Después de mucho rato me dijo: "Ya no tiene arreglo". Pero, Virgilio, a fin de cuentas, aquello no fue más que una tontería, no es para que queden esos resentimientos. Pero él no se consoló, no se conformaba con aquello.
La noche que leyó su conferencia sobre Lezama fue más contenida, pero de igual calidad afectiva. Ese día estrenó aquí el soneto a Lezama. O sea, que para él fue un verdadero desprendimiento, no un amigo que se pierde, un colega que desaparece físicamente, sino un verdadero afecto, alguien con quien no va a poder contar y viceversa, porque se sabe que entre ellos había una especie de necesidad mutua, de armonía-desarmonía.
En que Lezama no viniese a esta casa influyó básicamente una cosa: el ego de Virgilio Piñera, esa es la verdad. Incluso, nos quedamos esperando a Lezama y María Luisa varios jueves, y sabíamos que ellos querían conocer a la familia y el lugar. Sin embargo, el encuentro se pospuso porque en el momento clave aparecía un pretexto: que no había máquina, que dónde lo íbamos a sentar, que si Joseíto era muy puntilloso. Bueno, Virgilio, cuando tú quieras nosotros podemos conseguir un auto para que los traiga y los lleve de vuelta después. Tú quedas encargado de avisarle a Lezama, pero él sabe que lo estamos esperando y nosotros sabemos que Lezama te preguntó y tú dijiste no sé qué, en fin, queda en tus manos el asunto.
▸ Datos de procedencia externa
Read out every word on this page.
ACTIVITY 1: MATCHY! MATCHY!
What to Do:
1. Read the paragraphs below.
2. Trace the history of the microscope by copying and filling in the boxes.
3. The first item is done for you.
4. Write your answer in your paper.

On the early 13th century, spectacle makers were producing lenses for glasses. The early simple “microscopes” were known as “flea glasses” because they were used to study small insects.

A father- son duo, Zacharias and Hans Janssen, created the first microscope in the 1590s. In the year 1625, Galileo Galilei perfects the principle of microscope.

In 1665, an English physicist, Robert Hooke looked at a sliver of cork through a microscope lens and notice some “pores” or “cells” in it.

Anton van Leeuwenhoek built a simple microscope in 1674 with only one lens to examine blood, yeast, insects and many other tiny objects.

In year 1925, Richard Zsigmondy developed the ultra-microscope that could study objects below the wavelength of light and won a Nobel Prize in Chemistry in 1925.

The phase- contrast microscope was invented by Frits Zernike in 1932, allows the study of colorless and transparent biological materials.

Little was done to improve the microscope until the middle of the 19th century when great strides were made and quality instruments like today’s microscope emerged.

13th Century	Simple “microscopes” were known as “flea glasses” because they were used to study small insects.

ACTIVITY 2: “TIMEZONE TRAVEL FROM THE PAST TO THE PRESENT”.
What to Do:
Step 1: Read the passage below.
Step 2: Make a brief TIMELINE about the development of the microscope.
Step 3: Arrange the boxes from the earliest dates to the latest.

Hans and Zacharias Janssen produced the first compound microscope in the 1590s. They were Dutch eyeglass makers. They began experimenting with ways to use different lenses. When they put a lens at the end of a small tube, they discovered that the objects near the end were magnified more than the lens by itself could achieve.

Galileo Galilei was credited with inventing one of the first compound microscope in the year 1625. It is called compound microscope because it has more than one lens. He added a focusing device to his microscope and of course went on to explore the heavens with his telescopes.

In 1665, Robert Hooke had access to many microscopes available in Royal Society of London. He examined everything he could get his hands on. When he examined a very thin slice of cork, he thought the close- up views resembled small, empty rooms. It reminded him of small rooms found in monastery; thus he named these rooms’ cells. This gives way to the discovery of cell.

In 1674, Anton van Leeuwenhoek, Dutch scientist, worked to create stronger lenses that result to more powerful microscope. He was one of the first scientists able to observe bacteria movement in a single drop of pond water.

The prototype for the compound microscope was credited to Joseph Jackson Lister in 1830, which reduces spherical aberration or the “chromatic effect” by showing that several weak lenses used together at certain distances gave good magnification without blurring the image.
Cuando Piñera vio que era en serio que Lezama viniese, aquello empezó a dilatarse y dilatarse y nunca lo trajo. En nuestro caso, tampoco se trataba de crear un disgusto o una situación penosa, porque suponíamos que Virgilio era quien debía coordinar esa visita.
En cambio, sí estuvieron otros escritores. Ustedes saben lo difíciles que son a veces las relaciones entre intelectuales. Pero, por un asunto de magia —como decía Virgilio—, aquí había un ambiente conciliador. Se daba el caso de personas que en la calle no se saludaban y aquí compartían.
El comportamiento de Virgilio con todos era agradable, respetuoso y esa cosa que se lograba: el tono armónico, espontáneo, sin recelos ni pullas que siempre hay entre personalidades. Todo funcionaba como un descanso después de tanto brete. Tenemos una foto que le ha gustado a muchas personas que contiene, precisamente, a Virgilio y Pepe Triana tocando tumbadora.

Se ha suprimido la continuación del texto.